TDP-43 chronic deficiency leads to dysregulation of transposable elements and gene expression by affecting R-loop and 5hmC crosstalk

TDP-43 is an RNA/DNA-binding protein that forms aggregates in various brain disorders. TDP-43 engages in many aspects of RNA metabolism, but its molecular roles in regulating genes and transposable elements (TEs) have not been extensively explored. Chronic TDP-43 knockdown impairs cell proliferation and cellular responses to DNA damage. At the molecular level, TDP-43 chronic deficiency affects gene expression either locally or distally by concomitantly altering the crosstalk between R-loops and 5-hydroxymethylcytosine (5hmC) in gene bodies and long-range enhancer/promoter interactions.
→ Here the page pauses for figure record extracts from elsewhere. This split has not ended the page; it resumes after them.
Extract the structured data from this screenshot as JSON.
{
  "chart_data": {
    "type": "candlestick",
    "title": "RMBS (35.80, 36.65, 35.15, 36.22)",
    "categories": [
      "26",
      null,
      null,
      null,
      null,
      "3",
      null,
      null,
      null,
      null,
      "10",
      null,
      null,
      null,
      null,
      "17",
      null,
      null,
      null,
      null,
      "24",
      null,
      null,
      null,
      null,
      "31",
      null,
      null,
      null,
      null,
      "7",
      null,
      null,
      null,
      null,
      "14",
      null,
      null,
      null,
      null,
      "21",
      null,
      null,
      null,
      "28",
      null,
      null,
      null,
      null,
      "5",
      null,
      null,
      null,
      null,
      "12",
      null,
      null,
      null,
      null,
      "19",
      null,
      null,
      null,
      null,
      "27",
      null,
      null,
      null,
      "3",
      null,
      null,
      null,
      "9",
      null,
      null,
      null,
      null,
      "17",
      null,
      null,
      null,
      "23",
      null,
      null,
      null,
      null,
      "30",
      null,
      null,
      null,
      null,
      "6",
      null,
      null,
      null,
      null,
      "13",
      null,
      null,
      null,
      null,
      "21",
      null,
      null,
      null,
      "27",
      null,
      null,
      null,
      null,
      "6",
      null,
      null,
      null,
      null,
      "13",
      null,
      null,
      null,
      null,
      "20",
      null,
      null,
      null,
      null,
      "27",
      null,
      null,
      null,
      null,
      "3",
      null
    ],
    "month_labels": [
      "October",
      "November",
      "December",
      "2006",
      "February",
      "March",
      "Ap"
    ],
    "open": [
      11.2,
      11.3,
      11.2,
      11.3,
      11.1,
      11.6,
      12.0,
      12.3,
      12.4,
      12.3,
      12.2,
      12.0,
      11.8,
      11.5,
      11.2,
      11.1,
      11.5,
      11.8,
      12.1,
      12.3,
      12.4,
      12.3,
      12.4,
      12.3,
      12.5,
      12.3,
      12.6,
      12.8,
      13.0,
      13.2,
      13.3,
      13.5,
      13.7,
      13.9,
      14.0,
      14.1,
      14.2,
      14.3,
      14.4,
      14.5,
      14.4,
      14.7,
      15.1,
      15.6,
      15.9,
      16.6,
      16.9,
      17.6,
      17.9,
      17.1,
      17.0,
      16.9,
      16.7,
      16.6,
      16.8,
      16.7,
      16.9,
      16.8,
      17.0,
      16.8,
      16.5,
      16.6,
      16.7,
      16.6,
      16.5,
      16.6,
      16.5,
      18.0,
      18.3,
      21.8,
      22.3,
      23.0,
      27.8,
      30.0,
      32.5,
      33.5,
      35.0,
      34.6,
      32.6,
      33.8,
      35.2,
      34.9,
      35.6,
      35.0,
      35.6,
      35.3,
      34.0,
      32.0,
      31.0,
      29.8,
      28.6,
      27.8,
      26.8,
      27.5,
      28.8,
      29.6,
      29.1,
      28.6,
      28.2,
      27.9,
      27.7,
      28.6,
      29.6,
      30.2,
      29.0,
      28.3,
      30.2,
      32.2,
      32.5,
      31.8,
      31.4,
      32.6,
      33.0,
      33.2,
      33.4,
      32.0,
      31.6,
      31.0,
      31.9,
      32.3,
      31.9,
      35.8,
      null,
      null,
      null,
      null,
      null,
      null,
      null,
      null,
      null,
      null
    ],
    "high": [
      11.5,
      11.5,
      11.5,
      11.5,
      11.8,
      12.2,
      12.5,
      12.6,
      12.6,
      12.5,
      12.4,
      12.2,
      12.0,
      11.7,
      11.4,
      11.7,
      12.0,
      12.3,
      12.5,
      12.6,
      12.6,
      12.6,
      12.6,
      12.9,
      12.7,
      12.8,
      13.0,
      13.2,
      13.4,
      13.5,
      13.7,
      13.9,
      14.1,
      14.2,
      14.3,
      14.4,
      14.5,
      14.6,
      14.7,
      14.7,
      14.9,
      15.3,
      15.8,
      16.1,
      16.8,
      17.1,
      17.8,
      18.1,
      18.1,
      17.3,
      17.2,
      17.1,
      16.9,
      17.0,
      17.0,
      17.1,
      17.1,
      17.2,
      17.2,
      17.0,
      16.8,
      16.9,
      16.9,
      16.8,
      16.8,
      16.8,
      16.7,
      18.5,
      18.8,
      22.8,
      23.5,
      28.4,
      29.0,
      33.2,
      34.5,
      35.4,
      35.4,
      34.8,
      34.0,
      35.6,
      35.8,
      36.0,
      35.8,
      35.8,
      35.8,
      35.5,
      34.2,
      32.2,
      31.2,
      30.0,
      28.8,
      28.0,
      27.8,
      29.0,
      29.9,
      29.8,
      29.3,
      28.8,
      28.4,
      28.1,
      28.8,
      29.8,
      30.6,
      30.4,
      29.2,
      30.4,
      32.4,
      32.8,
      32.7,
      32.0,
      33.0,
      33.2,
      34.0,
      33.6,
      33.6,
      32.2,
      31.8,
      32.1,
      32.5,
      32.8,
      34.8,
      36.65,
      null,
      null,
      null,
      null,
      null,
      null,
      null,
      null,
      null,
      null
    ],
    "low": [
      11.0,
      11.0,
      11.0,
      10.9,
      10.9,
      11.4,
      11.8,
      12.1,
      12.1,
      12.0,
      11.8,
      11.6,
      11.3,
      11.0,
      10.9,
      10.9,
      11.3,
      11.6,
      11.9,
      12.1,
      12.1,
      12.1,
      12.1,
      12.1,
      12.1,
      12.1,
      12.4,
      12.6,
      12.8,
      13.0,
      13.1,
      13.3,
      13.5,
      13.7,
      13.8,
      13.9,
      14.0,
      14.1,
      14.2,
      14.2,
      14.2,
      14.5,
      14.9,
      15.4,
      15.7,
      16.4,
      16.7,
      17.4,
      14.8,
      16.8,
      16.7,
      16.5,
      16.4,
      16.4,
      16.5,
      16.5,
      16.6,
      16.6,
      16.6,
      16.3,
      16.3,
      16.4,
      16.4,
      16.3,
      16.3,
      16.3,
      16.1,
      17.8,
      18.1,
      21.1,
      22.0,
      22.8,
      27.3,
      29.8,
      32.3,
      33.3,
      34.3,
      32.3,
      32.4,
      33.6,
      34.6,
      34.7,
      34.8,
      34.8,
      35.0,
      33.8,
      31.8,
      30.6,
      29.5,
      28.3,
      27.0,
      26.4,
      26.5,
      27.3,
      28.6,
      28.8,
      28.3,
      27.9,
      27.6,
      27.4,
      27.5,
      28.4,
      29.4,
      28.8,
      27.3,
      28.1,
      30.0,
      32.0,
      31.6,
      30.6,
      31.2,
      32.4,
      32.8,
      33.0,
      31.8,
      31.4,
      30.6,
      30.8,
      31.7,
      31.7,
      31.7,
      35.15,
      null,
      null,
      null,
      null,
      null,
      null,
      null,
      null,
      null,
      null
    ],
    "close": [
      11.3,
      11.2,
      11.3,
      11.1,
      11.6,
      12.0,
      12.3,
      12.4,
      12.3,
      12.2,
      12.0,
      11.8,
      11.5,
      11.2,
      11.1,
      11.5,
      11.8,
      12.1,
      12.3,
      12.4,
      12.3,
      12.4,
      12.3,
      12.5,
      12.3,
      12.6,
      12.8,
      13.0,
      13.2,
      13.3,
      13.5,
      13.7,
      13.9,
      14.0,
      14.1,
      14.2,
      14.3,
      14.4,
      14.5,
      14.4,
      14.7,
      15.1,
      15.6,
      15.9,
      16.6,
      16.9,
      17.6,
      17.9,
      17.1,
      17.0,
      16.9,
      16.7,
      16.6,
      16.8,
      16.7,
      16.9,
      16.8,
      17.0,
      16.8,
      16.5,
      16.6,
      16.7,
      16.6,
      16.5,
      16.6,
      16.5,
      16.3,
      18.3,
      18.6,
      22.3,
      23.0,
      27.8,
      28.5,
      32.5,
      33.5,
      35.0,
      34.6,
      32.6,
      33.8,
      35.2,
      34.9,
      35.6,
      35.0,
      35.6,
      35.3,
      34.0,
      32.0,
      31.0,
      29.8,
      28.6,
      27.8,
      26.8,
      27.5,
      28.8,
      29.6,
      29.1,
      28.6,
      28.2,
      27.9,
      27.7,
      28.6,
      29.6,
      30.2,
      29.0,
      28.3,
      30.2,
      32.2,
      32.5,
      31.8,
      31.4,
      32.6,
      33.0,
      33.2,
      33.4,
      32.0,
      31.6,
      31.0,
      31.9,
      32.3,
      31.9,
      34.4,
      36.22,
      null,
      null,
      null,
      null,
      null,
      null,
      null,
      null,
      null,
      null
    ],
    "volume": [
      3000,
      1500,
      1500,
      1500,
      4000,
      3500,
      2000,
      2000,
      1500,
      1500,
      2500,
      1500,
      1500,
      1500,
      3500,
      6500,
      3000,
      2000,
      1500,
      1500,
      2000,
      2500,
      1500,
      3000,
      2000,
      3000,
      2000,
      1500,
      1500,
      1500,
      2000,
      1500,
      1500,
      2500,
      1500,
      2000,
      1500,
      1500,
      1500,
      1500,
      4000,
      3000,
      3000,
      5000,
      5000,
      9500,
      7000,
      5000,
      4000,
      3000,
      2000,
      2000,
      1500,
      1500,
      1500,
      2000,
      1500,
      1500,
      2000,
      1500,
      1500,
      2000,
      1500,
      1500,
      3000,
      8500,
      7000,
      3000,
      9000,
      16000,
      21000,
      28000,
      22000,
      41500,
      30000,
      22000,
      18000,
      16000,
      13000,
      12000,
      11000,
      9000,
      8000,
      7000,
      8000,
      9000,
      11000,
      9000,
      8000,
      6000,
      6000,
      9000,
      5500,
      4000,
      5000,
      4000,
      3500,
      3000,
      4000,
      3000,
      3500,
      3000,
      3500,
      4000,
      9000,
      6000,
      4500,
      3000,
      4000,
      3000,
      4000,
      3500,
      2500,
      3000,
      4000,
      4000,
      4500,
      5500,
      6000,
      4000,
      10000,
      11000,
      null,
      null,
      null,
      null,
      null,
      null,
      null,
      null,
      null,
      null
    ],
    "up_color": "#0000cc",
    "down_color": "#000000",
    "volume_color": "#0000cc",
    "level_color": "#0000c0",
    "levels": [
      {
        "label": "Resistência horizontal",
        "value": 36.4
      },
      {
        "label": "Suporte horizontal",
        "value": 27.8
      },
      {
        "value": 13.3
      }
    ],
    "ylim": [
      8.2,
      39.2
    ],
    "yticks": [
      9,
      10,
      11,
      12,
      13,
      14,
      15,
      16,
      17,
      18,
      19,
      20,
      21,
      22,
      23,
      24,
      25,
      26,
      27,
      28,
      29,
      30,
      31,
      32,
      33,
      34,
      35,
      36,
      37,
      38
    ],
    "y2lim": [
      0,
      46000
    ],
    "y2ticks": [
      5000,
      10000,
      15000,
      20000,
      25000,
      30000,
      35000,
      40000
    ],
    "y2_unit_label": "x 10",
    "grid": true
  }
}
Furthermore, TDP-43 knockdown induces substantial disease-relevant TE activation by influencing their R-loop and 5hmC homeostasis in a locus-specific manner. Together, our findings highlight the genomic roles of TDP-43 in modulating R-loop-5hmC coordination in coding genes, distal regulatory elements, and TEs, presenting a general and broad molecular mechanism underlying the contributions of proteinopathies to the etiology of neurodegenerative disorders. [Display omitted] •TDP-43 chronic deficiency reduces R-loops and 5hmC in a group of gene bodies and enhancers•Intragenic R-loop and 5hmC depletion downregulates functional gene expression•Enhancer R-loop and 5hmC depletion downregulates their long-range targets•R-loop and 5hmC ectopic accumulation in TEs contributes to their aberrant derepression Hou et al. report that TDP-43 chronic deficiency alters R-loops and 5hmC at genic regions, enhancers, and transposable element loci to dysregulate critical gene and transposable element expression. This study unravels the genomic and epigenetic roles of TDP-43 and sheds light on the broader molecular mechanisms linking proteinopathies to neurodegenerative disorders.